Mereka berargumen bahwa Ibrahim Arief hanya berperan sebagai konsultan rancang bangun aplikasi pendidikan dan tidak memiliki kewenangan dalam penentuan anggaran maupun pengadaan. Kliennya telah mengundurkan diri dari Yayasan PSPKI sejak Juni 2020, sementara pelaksanaan pengadaan baru dilakukan setelahnya. “Tidak masuk akal seorang konsultan yang sudah mengundurkan diri dituduh mengatur pengadaan hingga tiga tahun berikutnya,” ucapnya.

Advertisement

Terkait gaji Rp 163 juta per bulan, kuasa hukum Ibrahim Arief menegaskan bahwa gaji tersebut sepenuhnya berasal dari Yayasan PSPKI, bukan dari Anggaran Pendapatan dan Belanja Negara (APBN). Besaran gaji ditentukan melalui negosiasi profesional dan bahkan lebih rendah dibandingkan penghasilan kliennya di pekerjaan sebelumnya. “Keputusan klien kami bergabung bukan karena besaran gaji, karena gaji tersebut senyatanya turun hampir setengahnya dari penghasilan Klien kami pada pekerjaan sebelumnya. Pada waktu yang sama, klien kami juga menolak tawaran pindah ke London dari Facebook meski sudah lolos seleksi,” imbuhnya.

Sebelumnya, dalam sidang dakwaan tiga terdakwa perkara ini pada Selasa, 19 Desember 2025, jaksa penuntut umum mengungkapkan bahwa Ibrahim Arief alias IBAM digaji Rp 163 juta per bulan sebagai tenaga konsultan. Jaksa menjelaskan, gaji itu terkait dengan posisinya sebagai bagian dari tim teknologi atau Wartek yang dibentuk oleh Nadiem Anwar Makarim pada 2 Desember 2019.

Tim Wartek ini, menurut jaksa, bertujuan mendukung program digitalisasi pendidikan dengan sistem operasi Chrome, termasuk Asesmen Kompetensi Minimum (AKM) dan program Merdeka Belajar. Selain Ibrahim Arief, terdakwa lain dalam kasus ini adalah Sri Wahyuningsih selaku Direktur Sekolah Dasar Direktorat Jenderal Pendidikan Anak Usia Dini, Pendidikan Dasar dan Pendidikan Menengah tahun 2020-2021, serta Mulyatsyah selaku Direktur SMP Kemendikbudristek 2020.

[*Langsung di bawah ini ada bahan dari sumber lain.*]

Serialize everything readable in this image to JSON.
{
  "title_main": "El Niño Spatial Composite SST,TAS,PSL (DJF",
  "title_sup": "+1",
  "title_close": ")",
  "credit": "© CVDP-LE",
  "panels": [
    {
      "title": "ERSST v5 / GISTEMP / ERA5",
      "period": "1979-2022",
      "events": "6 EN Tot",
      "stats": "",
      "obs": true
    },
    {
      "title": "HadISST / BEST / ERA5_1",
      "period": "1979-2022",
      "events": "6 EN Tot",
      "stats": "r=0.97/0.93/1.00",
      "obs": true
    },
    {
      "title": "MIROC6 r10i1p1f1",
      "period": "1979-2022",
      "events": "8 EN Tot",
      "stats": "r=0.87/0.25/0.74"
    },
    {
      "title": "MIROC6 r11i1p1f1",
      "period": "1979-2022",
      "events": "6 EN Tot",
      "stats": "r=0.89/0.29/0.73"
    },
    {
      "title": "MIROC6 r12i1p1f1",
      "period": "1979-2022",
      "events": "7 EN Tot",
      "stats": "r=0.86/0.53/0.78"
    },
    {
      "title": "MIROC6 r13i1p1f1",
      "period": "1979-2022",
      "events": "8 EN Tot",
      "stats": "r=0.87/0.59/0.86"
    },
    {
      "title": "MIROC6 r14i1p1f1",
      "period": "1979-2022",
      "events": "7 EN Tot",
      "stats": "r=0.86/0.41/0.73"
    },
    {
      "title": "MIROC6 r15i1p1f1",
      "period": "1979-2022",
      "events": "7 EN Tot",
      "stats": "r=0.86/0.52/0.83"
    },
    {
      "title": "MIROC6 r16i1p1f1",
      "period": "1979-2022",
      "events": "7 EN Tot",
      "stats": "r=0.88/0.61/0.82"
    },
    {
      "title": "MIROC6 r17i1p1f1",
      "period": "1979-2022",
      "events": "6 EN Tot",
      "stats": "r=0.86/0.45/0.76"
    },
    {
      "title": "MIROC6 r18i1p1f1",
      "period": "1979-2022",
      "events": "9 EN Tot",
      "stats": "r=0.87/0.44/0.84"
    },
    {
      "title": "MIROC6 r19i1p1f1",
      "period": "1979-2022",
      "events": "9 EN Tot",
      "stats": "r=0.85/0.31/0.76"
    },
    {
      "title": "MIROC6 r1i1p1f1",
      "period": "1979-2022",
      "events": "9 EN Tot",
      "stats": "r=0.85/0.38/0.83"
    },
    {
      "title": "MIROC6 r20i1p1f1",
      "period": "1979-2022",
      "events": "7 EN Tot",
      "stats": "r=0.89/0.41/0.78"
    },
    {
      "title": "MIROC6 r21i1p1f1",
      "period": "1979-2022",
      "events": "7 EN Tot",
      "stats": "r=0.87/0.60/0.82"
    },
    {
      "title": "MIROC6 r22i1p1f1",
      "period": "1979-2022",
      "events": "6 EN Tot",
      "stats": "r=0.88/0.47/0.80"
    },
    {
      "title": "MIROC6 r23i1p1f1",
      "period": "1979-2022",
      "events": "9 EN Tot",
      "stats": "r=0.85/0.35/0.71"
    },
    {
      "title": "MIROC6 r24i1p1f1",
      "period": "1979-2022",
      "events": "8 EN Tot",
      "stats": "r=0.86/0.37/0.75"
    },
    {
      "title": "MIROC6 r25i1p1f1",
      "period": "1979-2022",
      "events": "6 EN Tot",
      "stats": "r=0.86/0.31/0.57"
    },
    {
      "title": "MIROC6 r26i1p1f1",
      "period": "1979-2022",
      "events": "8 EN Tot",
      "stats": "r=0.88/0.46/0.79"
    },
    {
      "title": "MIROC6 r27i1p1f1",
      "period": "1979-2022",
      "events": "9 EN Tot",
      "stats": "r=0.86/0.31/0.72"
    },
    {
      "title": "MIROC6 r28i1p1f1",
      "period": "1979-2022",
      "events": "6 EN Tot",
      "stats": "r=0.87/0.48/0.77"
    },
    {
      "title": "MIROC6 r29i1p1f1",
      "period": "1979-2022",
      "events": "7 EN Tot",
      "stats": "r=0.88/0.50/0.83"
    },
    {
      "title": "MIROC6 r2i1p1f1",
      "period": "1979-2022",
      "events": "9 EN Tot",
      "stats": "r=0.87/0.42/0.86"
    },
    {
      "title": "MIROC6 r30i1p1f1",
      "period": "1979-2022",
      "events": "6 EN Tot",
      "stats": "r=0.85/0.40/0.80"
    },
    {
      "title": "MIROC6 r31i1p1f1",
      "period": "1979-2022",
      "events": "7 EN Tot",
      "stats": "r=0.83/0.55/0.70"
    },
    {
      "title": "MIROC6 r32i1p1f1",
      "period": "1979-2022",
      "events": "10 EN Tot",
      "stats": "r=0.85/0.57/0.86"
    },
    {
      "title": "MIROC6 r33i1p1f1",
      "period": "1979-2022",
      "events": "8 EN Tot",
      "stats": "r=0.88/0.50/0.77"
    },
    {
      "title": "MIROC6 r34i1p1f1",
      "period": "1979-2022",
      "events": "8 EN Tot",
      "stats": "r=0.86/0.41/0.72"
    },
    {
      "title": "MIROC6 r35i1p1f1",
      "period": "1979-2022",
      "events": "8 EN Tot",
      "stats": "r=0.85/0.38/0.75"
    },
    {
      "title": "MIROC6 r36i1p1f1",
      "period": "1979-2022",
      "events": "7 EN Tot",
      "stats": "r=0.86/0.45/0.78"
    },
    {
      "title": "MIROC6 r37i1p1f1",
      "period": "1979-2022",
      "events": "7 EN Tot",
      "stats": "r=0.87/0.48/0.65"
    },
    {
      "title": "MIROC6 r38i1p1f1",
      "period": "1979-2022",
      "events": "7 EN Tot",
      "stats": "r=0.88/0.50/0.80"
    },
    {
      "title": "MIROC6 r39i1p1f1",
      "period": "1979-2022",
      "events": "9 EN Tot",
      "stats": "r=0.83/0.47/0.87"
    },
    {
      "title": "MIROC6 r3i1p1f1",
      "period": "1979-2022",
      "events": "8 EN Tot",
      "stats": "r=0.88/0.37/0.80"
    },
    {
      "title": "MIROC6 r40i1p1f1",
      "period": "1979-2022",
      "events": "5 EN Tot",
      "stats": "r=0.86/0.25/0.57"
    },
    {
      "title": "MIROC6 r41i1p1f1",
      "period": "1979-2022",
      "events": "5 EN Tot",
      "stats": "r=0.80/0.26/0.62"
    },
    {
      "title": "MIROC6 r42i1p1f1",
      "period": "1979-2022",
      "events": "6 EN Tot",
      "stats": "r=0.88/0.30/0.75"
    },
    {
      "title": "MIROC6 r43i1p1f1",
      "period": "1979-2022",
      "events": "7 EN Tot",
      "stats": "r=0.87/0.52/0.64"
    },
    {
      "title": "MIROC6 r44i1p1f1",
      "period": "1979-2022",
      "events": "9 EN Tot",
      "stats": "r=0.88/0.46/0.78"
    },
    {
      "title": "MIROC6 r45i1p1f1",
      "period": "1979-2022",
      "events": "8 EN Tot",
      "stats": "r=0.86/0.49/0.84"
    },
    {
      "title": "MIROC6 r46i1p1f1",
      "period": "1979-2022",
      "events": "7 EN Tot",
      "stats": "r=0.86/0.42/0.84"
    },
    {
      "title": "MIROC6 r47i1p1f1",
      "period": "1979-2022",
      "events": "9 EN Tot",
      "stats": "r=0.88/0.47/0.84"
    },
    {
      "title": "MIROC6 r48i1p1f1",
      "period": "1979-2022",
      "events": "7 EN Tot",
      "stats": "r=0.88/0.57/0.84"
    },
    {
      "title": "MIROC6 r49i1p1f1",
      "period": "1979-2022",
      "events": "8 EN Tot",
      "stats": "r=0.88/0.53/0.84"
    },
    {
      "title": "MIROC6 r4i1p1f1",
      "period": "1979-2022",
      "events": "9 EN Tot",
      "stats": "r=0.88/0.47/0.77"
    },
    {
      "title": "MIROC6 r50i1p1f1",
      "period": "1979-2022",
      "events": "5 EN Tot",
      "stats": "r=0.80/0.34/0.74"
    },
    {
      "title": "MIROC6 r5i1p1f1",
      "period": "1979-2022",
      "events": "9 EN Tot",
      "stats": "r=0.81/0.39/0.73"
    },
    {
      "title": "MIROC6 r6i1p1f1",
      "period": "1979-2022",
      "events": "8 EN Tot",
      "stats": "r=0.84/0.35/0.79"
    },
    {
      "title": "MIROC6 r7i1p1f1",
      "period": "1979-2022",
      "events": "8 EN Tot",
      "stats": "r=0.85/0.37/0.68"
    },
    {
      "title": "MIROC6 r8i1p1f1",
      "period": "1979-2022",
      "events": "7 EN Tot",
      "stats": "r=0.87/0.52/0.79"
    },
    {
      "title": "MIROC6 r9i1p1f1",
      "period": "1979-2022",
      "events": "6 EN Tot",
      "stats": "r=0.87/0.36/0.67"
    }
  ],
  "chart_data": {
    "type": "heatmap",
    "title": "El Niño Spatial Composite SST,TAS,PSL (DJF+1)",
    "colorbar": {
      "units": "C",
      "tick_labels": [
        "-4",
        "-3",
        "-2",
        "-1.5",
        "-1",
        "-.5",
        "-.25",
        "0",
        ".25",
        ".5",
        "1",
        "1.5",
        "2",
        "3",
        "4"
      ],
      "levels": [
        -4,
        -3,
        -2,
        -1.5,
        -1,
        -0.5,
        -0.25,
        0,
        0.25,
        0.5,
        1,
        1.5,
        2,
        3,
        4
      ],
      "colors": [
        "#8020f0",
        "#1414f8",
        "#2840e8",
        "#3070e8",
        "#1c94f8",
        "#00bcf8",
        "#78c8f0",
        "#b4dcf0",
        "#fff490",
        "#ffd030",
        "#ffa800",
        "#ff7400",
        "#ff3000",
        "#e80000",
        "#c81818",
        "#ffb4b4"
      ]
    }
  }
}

Jaksa juga menyebut kerugian negara dalam kasus ini mencapai Rp 2,1 triliun. Angka ini berasal dari kemahalan harga Chromebook sebesar Rp 1.567.888.662.716,74 dan pengadaan CDM yang tidak diperlukan serta tidak bermanfaat sebesar Rp 621.387.678.730.

Pengadaan ini, lanjut jaksa, telah memperkaya sejumlah orang dan korporasi melalui markup. Salah satu pihak yang disebut diperkaya adalah eks Mendikbudristek Nadiem Anwar Makarim sebesar Rp 809 miliar. Nadiem juga merupakan terdakwa dalam kasus ini, dengan dakwaan yang akan dibacakan pekan depan karena ia masih dibantarkan di rumah sakit.